1.- Azaña, de cara a Alcalá, al norte (como está)

      
    Y cuando llegó la democracia a tu pueblo, que decías, llevaríamos siete años de ayuntamientos democráticos, van y te plantan a ti allí, en el anfi­teatro, junto a la Ronda Fiscal, que no estaba mal y tal, por aquello de que tú eras primero orador, des­pués presidente de la Repú­blica, lo que fuera, pero pri­mero orador. Hasta el pro­pio Pepe Noja, recuerdo, el día de la inauguración dijo que nunca una obra escultó­rica suya había encontrado mejor ubicación. En el centro geométrico del anfiteatro queda una rejilla con pozo retumbante, contra el que los niños del barrio gritan “culo” y “puta”, reviniendo los culos y las putas abombados. Ese pozo de la voz empanada era tuyo, Manolo. Es la voz de tu voz, el hoyo de tu olla.

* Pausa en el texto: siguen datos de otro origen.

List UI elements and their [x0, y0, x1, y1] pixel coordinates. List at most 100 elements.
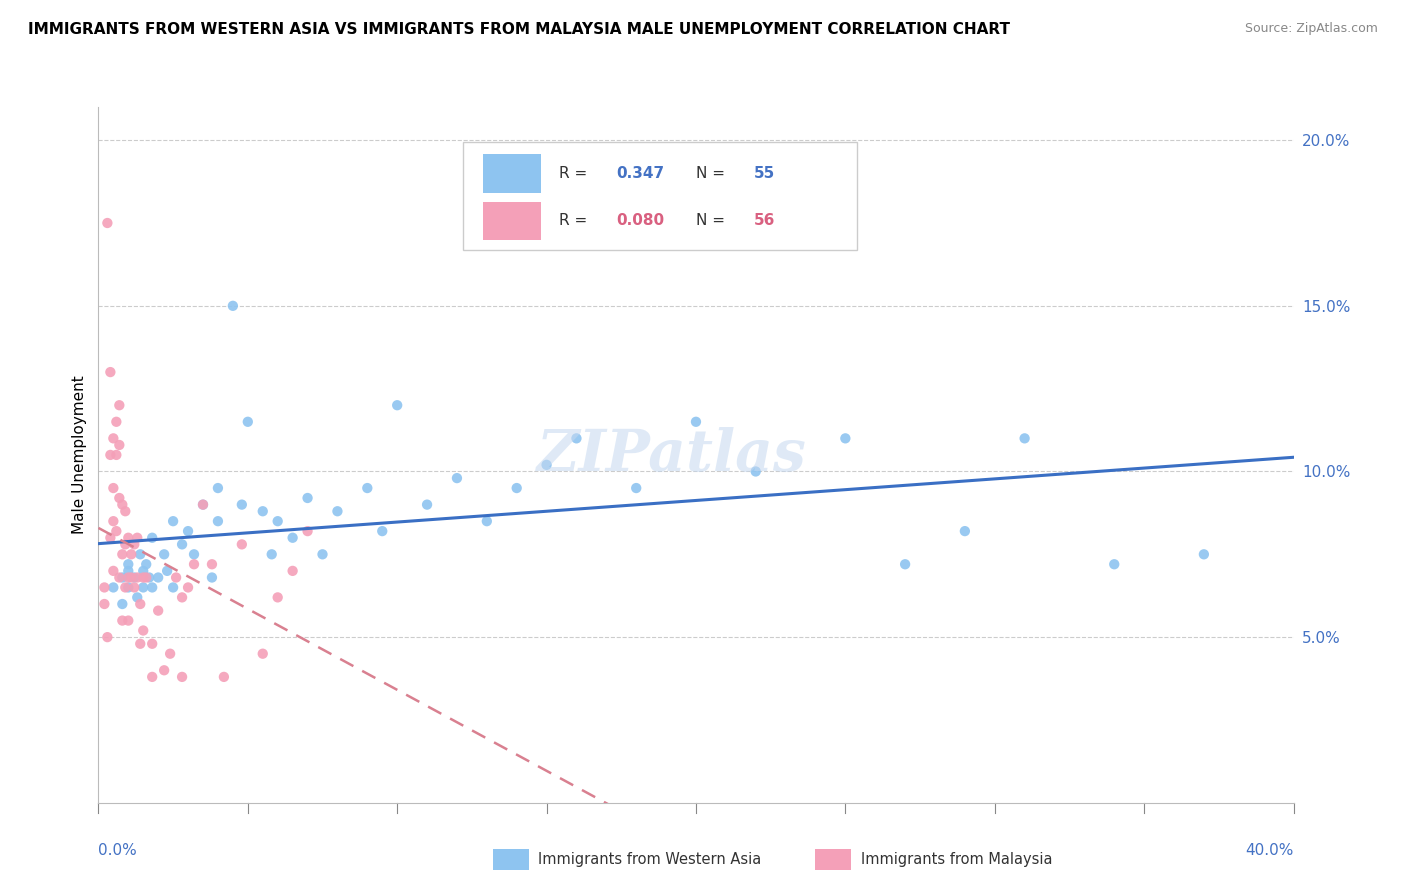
Point: [135, 558, 157, 572]
Point: [103, 431, 125, 445]
FancyBboxPatch shape: [484, 202, 540, 240]
Text: Immigrants from Western Asia: Immigrants from Western Asia: [538, 853, 762, 867]
Point: [111, 614, 134, 628]
Point: [267, 591, 290, 605]
Point: [117, 614, 139, 628]
Point: [129, 597, 152, 611]
Point: [100, 365, 122, 379]
Text: IMMIGRANTS FROM WESTERN ASIA VS IMMIGRANTS FROM MALAYSIA MALE UNEMPLOYMENT CORRE: IMMIGRANTS FROM WESTERN ASIA VS IMMIGRAN…: [28, 22, 1010, 37]
Point: [117, 570, 139, 584]
Point: [191, 498, 214, 512]
Point: [172, 591, 194, 605]
Point: [326, 504, 349, 518]
Text: 0.347: 0.347: [616, 166, 664, 181]
Point: [953, 524, 976, 538]
Point: [120, 570, 142, 584]
Point: [172, 670, 194, 684]
Point: [236, 415, 259, 429]
Point: [162, 514, 184, 528]
Point: [114, 504, 136, 518]
Point: [141, 581, 163, 595]
Text: N =: N =: [696, 213, 730, 228]
Point: [138, 570, 160, 584]
Point: [111, 597, 134, 611]
Point: [108, 570, 131, 584]
Point: [165, 570, 187, 584]
Point: [475, 514, 498, 528]
Point: [108, 491, 131, 505]
Point: [114, 537, 136, 551]
Point: [117, 558, 139, 572]
Point: [120, 547, 142, 561]
Text: ZIPatlas: ZIPatlas: [537, 426, 807, 483]
Point: [124, 537, 146, 551]
Text: 55: 55: [754, 166, 775, 181]
Point: [124, 581, 146, 595]
Point: [222, 299, 245, 313]
Text: 56: 56: [754, 213, 775, 228]
Point: [281, 564, 304, 578]
Point: [260, 547, 283, 561]
Point: [212, 670, 235, 684]
Point: [132, 624, 155, 638]
Point: [201, 570, 224, 584]
Point: [191, 498, 214, 512]
Point: [108, 398, 131, 412]
Point: [207, 481, 229, 495]
Point: [93, 597, 115, 611]
Text: R =: R =: [558, 166, 592, 181]
Text: Immigrants from Malaysia: Immigrants from Malaysia: [860, 853, 1053, 867]
Point: [834, 431, 856, 445]
Point: [446, 471, 468, 485]
Point: [124, 570, 146, 584]
Point: [103, 581, 125, 595]
Point: [177, 524, 200, 538]
Text: 0.0%: 0.0%: [98, 843, 138, 857]
Point: [114, 581, 136, 595]
Point: [177, 581, 200, 595]
Point: [103, 514, 125, 528]
Point: [111, 570, 134, 584]
Point: [153, 547, 176, 561]
Point: [127, 570, 149, 584]
Point: [93, 581, 115, 595]
Point: [1104, 558, 1126, 572]
Point: [103, 481, 125, 495]
Point: [385, 398, 409, 412]
Text: 0.080: 0.080: [616, 213, 664, 228]
Point: [356, 481, 378, 495]
Point: [100, 531, 122, 545]
Point: [1014, 431, 1036, 445]
Text: Source: ZipAtlas.com: Source: ZipAtlas.com: [1244, 22, 1378, 36]
Point: [132, 570, 155, 584]
Point: [148, 604, 170, 618]
Point: [135, 570, 157, 584]
Point: [231, 537, 253, 551]
Point: [297, 491, 319, 505]
Point: [105, 415, 128, 429]
Point: [183, 547, 205, 561]
Point: [132, 581, 155, 595]
Point: [297, 524, 319, 538]
Point: [132, 564, 155, 578]
Point: [201, 558, 224, 572]
Y-axis label: Male Unemployment: Male Unemployment: [72, 376, 87, 534]
Point: [105, 448, 128, 462]
Point: [172, 537, 194, 551]
Point: [141, 531, 163, 545]
Point: [111, 547, 134, 561]
Point: [96, 630, 118, 644]
Point: [156, 564, 179, 578]
Point: [148, 570, 170, 584]
FancyBboxPatch shape: [463, 142, 858, 250]
Point: [127, 531, 149, 545]
Text: 40.0%: 40.0%: [1246, 843, 1294, 857]
Point: [129, 547, 152, 561]
Point: [506, 481, 529, 495]
Point: [281, 531, 304, 545]
Point: [117, 581, 139, 595]
Point: [141, 637, 163, 651]
Point: [141, 670, 163, 684]
Text: R =: R =: [558, 213, 592, 228]
Point: [162, 581, 184, 595]
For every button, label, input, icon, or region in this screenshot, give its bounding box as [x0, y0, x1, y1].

     Pero es que los símbolos, en estos casos, hay que saber hacerlos operativos, funcionales, y aquel auditorio, tal cual, era sólo para ti, hijo, por colocarlo en la esquina de mayor es­trépito, a ti que te gustaba tanto el «silencio alcalaíno». Gastaste mucho cemento. Creo que cuatro veces se hizo y se rehizo en parte aquella olla, que si el tono blanco o la inclinación circundante que se quería. Y después para ná, porque para arre­glarte el cuerpo, van y te plantan en la rotonda verde de espaldas a los que entran. Están poniendo en evidencia tu proverbial hosquedad, tu falta de hospitalidad, de aco­gimiento. No estabas nunca para recibir, dicen, y a los que tenías delante querías perderlos de vista. Eso hicieron contigo, a los que miras de frente les dices: ¡puerta! ¡puerta!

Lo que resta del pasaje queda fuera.